Isso é intencionalmente mínimo. Em produção, você também adicionaria:

  • política de repetição para erros transitórios
  • timeouts e limites de orçamento
  • aprovação humana para ações sensíveis
  • logs de etapas estruturados
  • um avaliador de nível de tarefa antes da conclusão final

Qual modelo você deve usar como planejador?

Para um fluxo de trabalho agêntico, o modelo planejador não precisa apenas de inteligência bruta. Ele precisa da forma certa:

  • chamada de ferramenta confiável
  • comportamento estável em contexto longo
  • forte seguimento de instruções
  • latência previsível em profundidade de múltiplos turnos

Se você quiser um ponto de partida de peso aberto na Novita, o Qwen3 Coder 30B A3B Instruct é uma opção prática para planejamento de fluxo de trabalho e uso de ferramentas orientado a codificação. A página de modelos atual da Novita lista acesso compatível com OpenAI, suporte a chamada de função, suporte a saída estruturada e uma janela de contexto hospedada de 160K. Para muitas tarefas de automação interna e codificação, isso é suficiente para construir uma primeira versão séria antes de migrar para um planejador maior ou mais especializado.

O modelo certo ainda depende do trabalho. Para fluxos de trabalho amplos e pesados em raciocínio, escolha primeiro pela qualidade do planejamento. Para automação de alto volume, latência e custo podem importar tanto quanto a força do benchmark.
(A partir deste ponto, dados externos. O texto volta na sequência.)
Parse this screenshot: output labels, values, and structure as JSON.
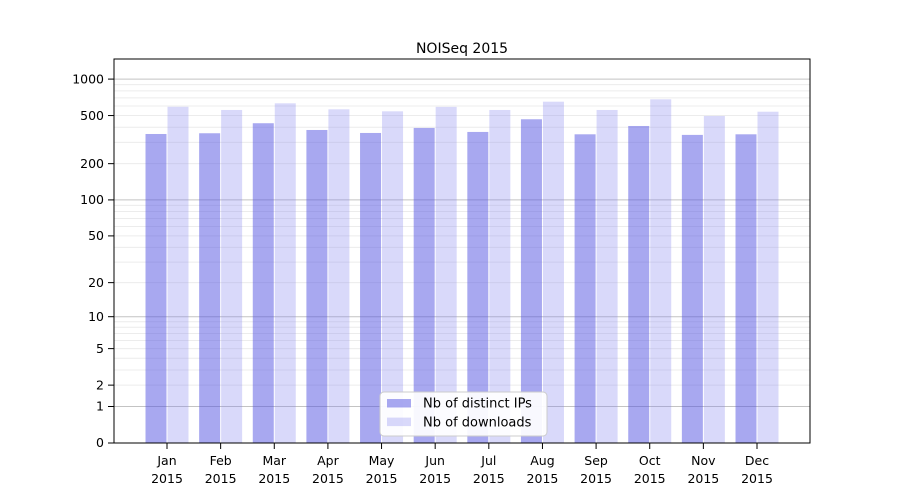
{
  "figure": {
    "background": "#ffffff"
  },
  "chart_data": {
    "type": "bar",
    "title": "NOISeq 2015",
    "x_categories": [
      "Jan",
      "Feb",
      "Mar",
      "Apr",
      "May",
      "Jun",
      "Jul",
      "Aug",
      "Sep",
      "Oct",
      "Nov",
      "Dec"
    ],
    "x_year": "2015",
    "series": [
      {
        "name": "Nb of distinct IPs",
        "color": "#a8a8f0",
        "fill": "rgba(81,81,225,0.5)",
        "values": [
          352,
          357,
          432,
          380,
          359,
          395,
          366,
          466,
          350,
          410,
          346,
          350
        ]
      },
      {
        "name": "Nb of downloads",
        "color": "#d9d9fa",
        "fill": "rgba(128,128,238,0.3)",
        "values": [
          591,
          556,
          631,
          563,
          542,
          590,
          556,
          651,
          556,
          681,
          496,
          538
        ]
      }
    ],
    "yscale": "log1p",
    "y_ticks": [
      0,
      1,
      2,
      5,
      10,
      20,
      50,
      100,
      200,
      500,
      1000
    ],
    "ylim": [
      0,
      1465
    ],
    "grid": {
      "on": true,
      "major_at": [
        1,
        10,
        100,
        1000
      ],
      "major_color": "#c3c3c3",
      "minor_color": "#ececec"
    },
    "legend": {
      "position": "bottom-center",
      "border_color": "#cccccc",
      "background": "#ffffff",
      "labels": [
        "Nb of distinct IPs",
        "Nb of downloads"
      ]
    }
  }
}
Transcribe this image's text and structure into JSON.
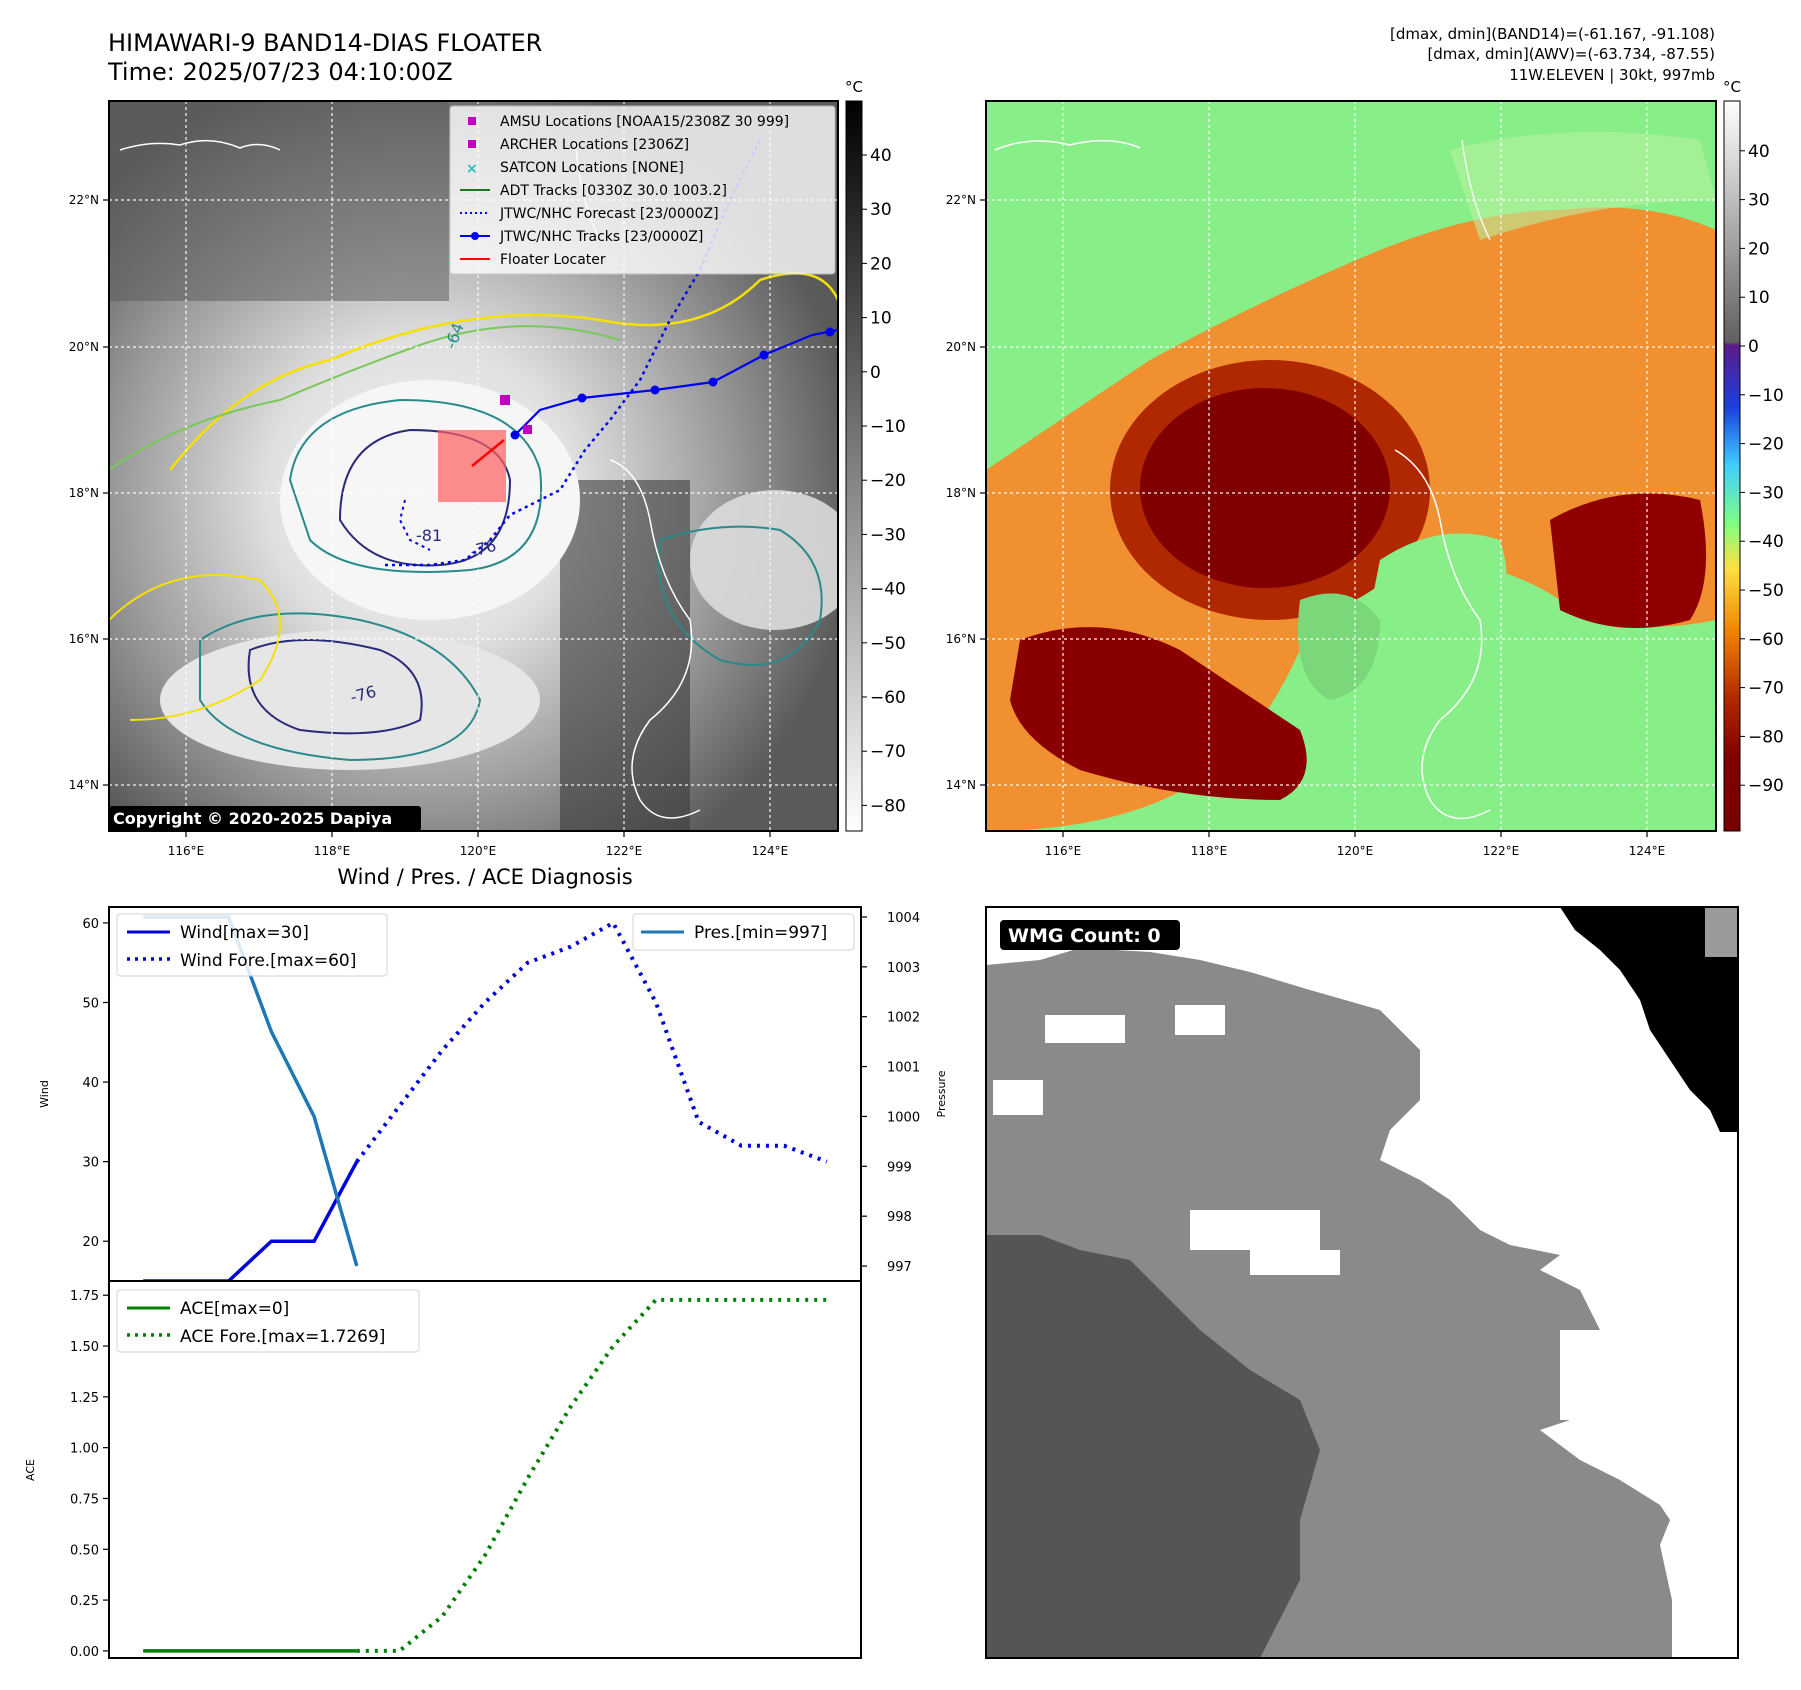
{
  "header": {
    "title_line1": "HIMAWARI-9 BAND14-DIAS FLOATER",
    "title_line2": "Time: 2025/07/23 04:10:00Z",
    "info_line1": "[dmax, dmin](BAND14)=(-61.167, -91.108)",
    "info_line2": "[dmax, dmin](AWV)=(-63.734, -87.55)",
    "info_line3": "11W.ELEVEN | 30kt, 997mb"
  },
  "maps": {
    "lon_ticks": [
      "116°E",
      "118°E",
      "120°E",
      "122°E",
      "124°E"
    ],
    "lat_ticks": [
      "22°N",
      "20°N",
      "18°N",
      "16°N",
      "14°N"
    ],
    "colorbar_unit": "°C",
    "left_colorbar_ticks": [
      "40",
      "30",
      "20",
      "10",
      "0",
      "−10",
      "−20",
      "−30",
      "−40",
      "−50",
      "−60",
      "−70",
      "−80"
    ],
    "right_colorbar_ticks": [
      "40",
      "30",
      "20",
      "10",
      "0",
      "−10",
      "−20",
      "−30",
      "−40",
      "−50",
      "−60",
      "−70",
      "−80",
      "−90"
    ],
    "contour_labels": [
      "-64",
      "-81",
      "-76",
      "-76"
    ],
    "copyright": "Copyright © 2020-2025 Dapiya",
    "legend": [
      {
        "label": "AMSU Locations [NOAA15/2308Z 30 999]",
        "color": "#c000c0"
      },
      {
        "label": "ARCHER Locations [2306Z]",
        "color": "#c000c0"
      },
      {
        "label": "SATCON Locations [NONE]",
        "color": "#20c0c0"
      },
      {
        "label": "ADT Tracks [0330Z 30.0 1003.2]",
        "color": "#1a7a1a"
      },
      {
        "label": "JTWC/NHC Forecast [23/0000Z]",
        "color": "#0000ee"
      },
      {
        "label": "JTWC/NHC Tracks [23/0000Z]",
        "color": "#0000ee"
      },
      {
        "label": "Floater Locater",
        "color": "#ff0000"
      }
    ]
  },
  "chart_data": [
    {
      "type": "line",
      "title": "Wind / Pres. / ACE Diagnosis",
      "ylabel": "Wind",
      "y2label": "Pressure",
      "ylim": [
        15,
        62
      ],
      "y2lim": [
        996.7,
        1004.2
      ],
      "yticks": [
        20,
        30,
        40,
        50,
        60
      ],
      "y2ticks": [
        997,
        998,
        999,
        1000,
        1001,
        1002,
        1003,
        1004
      ],
      "xlim": [
        -0.8,
        16.8
      ],
      "series": [
        {
          "name": "Wind[max=30]",
          "color": "#0000dd",
          "style": "solid",
          "x": [
            0,
            1,
            2,
            3,
            4,
            5
          ],
          "values": [
            15,
            15,
            15,
            20,
            20,
            30
          ]
        },
        {
          "name": "Wind Fore.[max=60]",
          "color": "#0000dd",
          "style": "dotted",
          "x": [
            5,
            6,
            7,
            8,
            9,
            10,
            11,
            12,
            13,
            14,
            15,
            16
          ],
          "values": [
            30,
            37,
            44,
            50,
            55,
            57,
            60,
            50,
            35,
            32,
            32,
            30
          ]
        },
        {
          "name": "Pres.[min=997]",
          "color": "#1f77b4",
          "style": "solid",
          "axis": "y2",
          "x": [
            0,
            1,
            2,
            3,
            4,
            5
          ],
          "values": [
            1004,
            1004,
            1004,
            1001.7,
            1000,
            997
          ]
        }
      ],
      "legend_left": [
        "Wind[max=30]",
        "Wind Fore.[max=60]"
      ],
      "legend_right": [
        "Pres.[min=997]"
      ]
    },
    {
      "type": "line",
      "ylabel": "ACE",
      "ylim": [
        -0.035,
        1.82
      ],
      "yticks": [
        "0.00",
        "0.25",
        "0.50",
        "0.75",
        "1.00",
        "1.25",
        "1.50",
        "1.75"
      ],
      "xlim": [
        -0.8,
        16.8
      ],
      "series": [
        {
          "name": "ACE[max=0]",
          "color": "#008000",
          "style": "solid",
          "x": [
            0,
            1,
            2,
            3,
            4,
            5
          ],
          "values": [
            0,
            0,
            0,
            0,
            0,
            0
          ]
        },
        {
          "name": "ACE Fore.[max=1.7269]",
          "color": "#008000",
          "style": "dotted",
          "x": [
            5,
            6,
            7,
            8,
            9,
            10,
            11,
            12,
            13,
            14,
            15,
            16
          ],
          "values": [
            0,
            0,
            0.17,
            0.47,
            0.85,
            1.2,
            1.5,
            1.727,
            1.727,
            1.727,
            1.727,
            1.727
          ]
        }
      ]
    }
  ],
  "wmg": {
    "label": "WMG Count: 0"
  }
}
Modos comuns de falha em fluxos de trabalho agênticos

A maioria das falhas não é dramática. Elas são repetitivas e caras.

Excesso de ferramentas

Se cada capacidade se tornar sua própria dependência remota, o fluxo de trabalho gasta mais tempo coordenando do que fazendo trabalho útil.

Regras de parada fracas

Se o sistema nunca sabe quando “concluído” é verdadeiro, ele continua gerando mais um passo.

Tratamento de erro ruim

Se as ferramentas retornam mensagens vagas como “falhou” em vez de saída acionável, o modelo não consegue se recuperar.

Sem limite de sandbox

O fluxo de trabalho pode funcionar em desenvolvimento, mas se tornar inseguro no momento em que toca em arquivos reais, credenciais ou sistemas externos.

Sem avaliador

O agente parece ocupado, mas nunca prova que a tarefa foi concluída corretamente.

Quando você não deve usar um fluxo de trabalho agêntico?

Não construa um apenas porque o termo é popular.

Você provavelmente não precisa de um fluxo de trabalho agêntico se:

  • a tarefa é geração única
  • o caminho é fixo e raramente muda
  • um programa tradicional pode decidir cada etapa de forma barata
  • não há necessidade de uso de ferramentas ou execução

Por exemplo, se seu aplicativo sempre recebe uma entrada de formulário, chama um prompt e retorna um e-mail formatado, um fluxo de trabalho LLM comum é mais simples e melhor.

Fluxos de trabalho agênticos valem a pena quando o ambiente pode surpreender o sistema e o sistema ainda precisa continuar.

FAQ

Um fluxo de trabalho agêntico é o mesmo que chamada de função?

Não. A chamada de função é um mecanismo dentro do fluxo de trabalho. O fluxo de trabalho completo também precisa de fluxo de controle, estado, execução e avaliação.

Preciso de múltiplos agentes para construir fluxos de trabalho agênticos?

Não. A maioria das equipes deve começar com um único loop de controlador e algumas ferramentas. Designs multi-agente são úteis mais tarde, mas não são o ponto de partida padrão.

Qual é o controle de segurança mais importante?

Para fluxos de trabalho que executam código ou tocam em sistemas externos, o controle mais importante é um ambiente de execução isolado combinado com permissões de ferramenta estreitas.

Qual é a stack mais simples pronta para produção?

Uma boa primeira stack é: uma API LLM compatível com OpenAI, um pequeno registro de ferramentas, um runtime em sandbox e um avaliador que pode decidir quando a tarefa está realmente concluída.